- 400g (14oz) smoked bacon lardons
- 8 large sausages (we used Cumberland), cut into quarters
- 2 onions, sliced
- 3 carrots, peeled and finely chopped
- 2 leeks, finely sliced
- 2 x 400g cans chopped tomatoes
- 200ml (7fl oz) chicken stock
- 3tbsp chilli jam (optional)
- 1tbsp Worcestershire sauce
- 900g (2lb) mashed potato
- 3tbsp Lancashire cheese, grated
- You will need
- ovenproof dish, around 1.5 litres (2¾pt)
Heat a large pan until very hot, then fry the lardons for 5 minutes until crisp. Drain on kitchen paper, reserving 2tbsp of the fat in the pan. Fry the sausage chunks in batches until browned but still raw in the middle, then set aside. Remove excess fat, leaving 2tbsp in the pan again.

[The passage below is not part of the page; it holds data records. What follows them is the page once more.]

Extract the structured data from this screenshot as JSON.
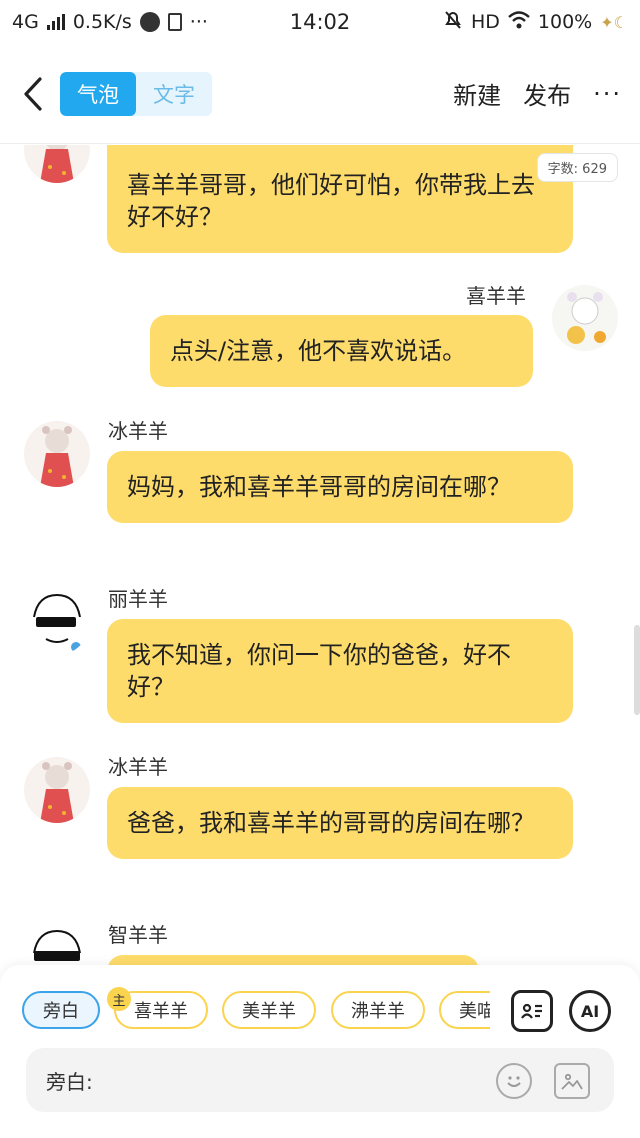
{
  "status": {
    "network": "4G",
    "speed": "0.5K/s",
    "time": "14:02",
    "hd": "HD",
    "battery": "100%"
  },
  "nav": {
    "tab_bubble": "气泡",
    "tab_text": "文字",
    "new_label": "新建",
    "publish_label": "发布",
    "more_label": "···"
  },
  "word_count": "字数: 629",
  "messages": [
    {
      "speaker": "",
      "text": "喜羊羊哥哥，他们好可怕，你带我上去好不好？"
    },
    {
      "speaker": "喜羊羊",
      "text": "点头/注意，他不喜欢说话。"
    },
    {
      "speaker": "冰羊羊",
      "text": "妈妈，我和喜羊羊哥哥的房间在哪？"
    },
    {
      "speaker": "丽羊羊",
      "text": "我不知道，你问一下你的爸爸，好不好？"
    },
    {
      "speaker": "冰羊羊",
      "text": "爸爸，我和喜羊羊的哥哥的房间在哪？"
    },
    {
      "speaker": "智羊羊",
      "text": ""
    }
  ],
  "roles": [
    "旁白",
    "喜羊羊",
    "美羊羊",
    "沸羊羊",
    "美喵"
  ],
  "main_tag": "主",
  "ai_label": "AI",
  "input_label": "旁白:",
  "colors": {
    "accent": "#22a8ee",
    "bubble": "#fedc6b",
    "chip_border": "#fad34f"
  }
}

Turn the heat down slightly and add the onions, carrots and leeks, then fry gently for 10 minutes without colouring. When soft add the tomatoes, chicken stock, chilli jam and Worcestershire sauce to the pan, bring to a gentle simmer, then add the sausages and lardons. Simmer for 30 minutes, transfer to the ovenproof dish and spoon over the mash. Sprinkle over the grated cheese. Heat the oven to 190 C, 170 C fan, 375 F, gas 5 and bake for 30 minutes, until the mash is golden and the filling is bubbling through. Allow to stand for a few minutes before serving.